Алексей Самолётов — человек, который снял множество фильмов о небе, авиации, космонавтах, о специалистах, благодаря которым очередной шаг в этой сфере становился успешным. Он привык отшучиваться, когда его спрашивают о фамилии и авиации: не псевдоним ли, чтобы подчеркнуть своё увлечение — «фамилия настоящая, приходится ей соответствовать!»
Испытатели парашютов
— Ваш последний фильм посвящён лётчикам-испытателям?

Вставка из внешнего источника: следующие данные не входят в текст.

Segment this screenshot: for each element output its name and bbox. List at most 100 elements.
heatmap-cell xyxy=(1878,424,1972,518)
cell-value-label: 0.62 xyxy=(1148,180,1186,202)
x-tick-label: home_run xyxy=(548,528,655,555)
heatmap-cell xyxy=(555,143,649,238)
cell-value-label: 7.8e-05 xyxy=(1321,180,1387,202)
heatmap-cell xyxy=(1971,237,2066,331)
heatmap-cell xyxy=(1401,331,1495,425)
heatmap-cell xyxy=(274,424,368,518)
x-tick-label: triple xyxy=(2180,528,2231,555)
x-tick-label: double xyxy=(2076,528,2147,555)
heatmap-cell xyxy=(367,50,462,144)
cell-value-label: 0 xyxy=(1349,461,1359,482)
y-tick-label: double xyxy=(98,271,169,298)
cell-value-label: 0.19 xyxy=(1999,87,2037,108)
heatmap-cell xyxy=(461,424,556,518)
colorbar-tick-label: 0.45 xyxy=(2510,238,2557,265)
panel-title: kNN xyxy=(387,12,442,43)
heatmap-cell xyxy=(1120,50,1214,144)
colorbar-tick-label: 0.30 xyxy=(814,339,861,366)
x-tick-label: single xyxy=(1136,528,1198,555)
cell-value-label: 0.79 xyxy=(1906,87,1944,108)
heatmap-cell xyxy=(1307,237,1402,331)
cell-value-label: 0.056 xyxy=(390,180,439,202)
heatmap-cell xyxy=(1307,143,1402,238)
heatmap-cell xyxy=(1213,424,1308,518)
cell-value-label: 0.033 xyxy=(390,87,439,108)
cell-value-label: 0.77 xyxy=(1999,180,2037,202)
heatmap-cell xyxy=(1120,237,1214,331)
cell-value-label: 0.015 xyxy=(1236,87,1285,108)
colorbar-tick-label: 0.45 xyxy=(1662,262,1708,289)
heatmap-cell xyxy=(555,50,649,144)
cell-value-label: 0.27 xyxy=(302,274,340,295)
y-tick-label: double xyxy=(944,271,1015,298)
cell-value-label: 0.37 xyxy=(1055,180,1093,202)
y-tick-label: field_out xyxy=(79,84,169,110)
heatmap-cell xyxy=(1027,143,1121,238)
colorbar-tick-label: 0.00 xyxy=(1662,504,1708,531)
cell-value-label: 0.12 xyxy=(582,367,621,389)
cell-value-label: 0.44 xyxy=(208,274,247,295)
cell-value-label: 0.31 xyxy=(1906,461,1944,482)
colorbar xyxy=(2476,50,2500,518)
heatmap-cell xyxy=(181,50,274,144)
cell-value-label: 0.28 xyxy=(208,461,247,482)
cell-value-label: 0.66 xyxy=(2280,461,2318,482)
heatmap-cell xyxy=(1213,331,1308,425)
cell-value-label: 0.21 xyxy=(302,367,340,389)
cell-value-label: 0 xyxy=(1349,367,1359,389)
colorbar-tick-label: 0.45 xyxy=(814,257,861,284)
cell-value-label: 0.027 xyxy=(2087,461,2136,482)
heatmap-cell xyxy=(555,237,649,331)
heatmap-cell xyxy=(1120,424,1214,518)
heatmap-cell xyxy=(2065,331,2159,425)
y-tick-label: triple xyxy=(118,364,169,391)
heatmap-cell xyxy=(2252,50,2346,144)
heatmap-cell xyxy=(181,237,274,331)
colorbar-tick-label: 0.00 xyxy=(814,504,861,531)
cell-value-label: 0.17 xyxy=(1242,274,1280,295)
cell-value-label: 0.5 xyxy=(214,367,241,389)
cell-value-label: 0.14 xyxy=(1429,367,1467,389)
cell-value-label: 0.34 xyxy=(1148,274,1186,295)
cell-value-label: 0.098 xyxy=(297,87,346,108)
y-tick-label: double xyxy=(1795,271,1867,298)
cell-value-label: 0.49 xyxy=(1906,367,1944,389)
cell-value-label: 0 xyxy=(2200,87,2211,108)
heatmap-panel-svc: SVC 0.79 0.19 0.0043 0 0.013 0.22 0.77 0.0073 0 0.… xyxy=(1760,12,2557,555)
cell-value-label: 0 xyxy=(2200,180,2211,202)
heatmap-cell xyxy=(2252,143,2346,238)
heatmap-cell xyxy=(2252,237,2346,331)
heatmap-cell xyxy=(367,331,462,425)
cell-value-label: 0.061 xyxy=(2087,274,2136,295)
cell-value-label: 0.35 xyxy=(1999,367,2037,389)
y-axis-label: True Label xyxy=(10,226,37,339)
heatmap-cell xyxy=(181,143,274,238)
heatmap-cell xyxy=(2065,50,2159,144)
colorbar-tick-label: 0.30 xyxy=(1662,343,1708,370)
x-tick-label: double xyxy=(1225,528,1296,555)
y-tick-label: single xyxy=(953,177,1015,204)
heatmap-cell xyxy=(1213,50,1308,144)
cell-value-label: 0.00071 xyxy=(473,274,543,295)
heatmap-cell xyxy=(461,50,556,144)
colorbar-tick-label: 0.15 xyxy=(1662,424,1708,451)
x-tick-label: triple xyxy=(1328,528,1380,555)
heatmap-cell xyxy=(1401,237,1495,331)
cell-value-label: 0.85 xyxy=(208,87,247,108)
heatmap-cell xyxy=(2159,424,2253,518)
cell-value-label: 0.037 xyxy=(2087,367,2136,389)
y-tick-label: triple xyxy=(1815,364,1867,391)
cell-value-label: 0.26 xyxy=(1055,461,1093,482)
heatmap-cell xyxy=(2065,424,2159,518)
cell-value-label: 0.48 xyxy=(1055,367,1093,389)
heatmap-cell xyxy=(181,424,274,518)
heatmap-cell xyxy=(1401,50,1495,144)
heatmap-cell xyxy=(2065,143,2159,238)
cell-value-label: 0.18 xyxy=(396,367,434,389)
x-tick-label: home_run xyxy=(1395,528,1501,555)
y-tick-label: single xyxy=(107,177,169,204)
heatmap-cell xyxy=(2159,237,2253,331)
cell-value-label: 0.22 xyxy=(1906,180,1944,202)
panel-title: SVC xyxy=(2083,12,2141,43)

— Нет. Все привыкли, что испытатели — лётчики. А я снял фильм о парашютистах-испытателях, людях парадоксальнейшей профессии, о которой никто ничего не знал. На 272 миллиона жителей Советского Союза насчитывались пятнадцать человек, которые определяли, будут или не будут в стране воздушно-десантные войска, спасатели, будут или не будут гибнуть лётчики-испытатели. Как сделать парашюты, которые могут сесть в очаг пожара, как приземлить груз. Эти пятнадцать человек испытывали самые разные купола — от снаряжения диверсантов до парашютов для МЧС.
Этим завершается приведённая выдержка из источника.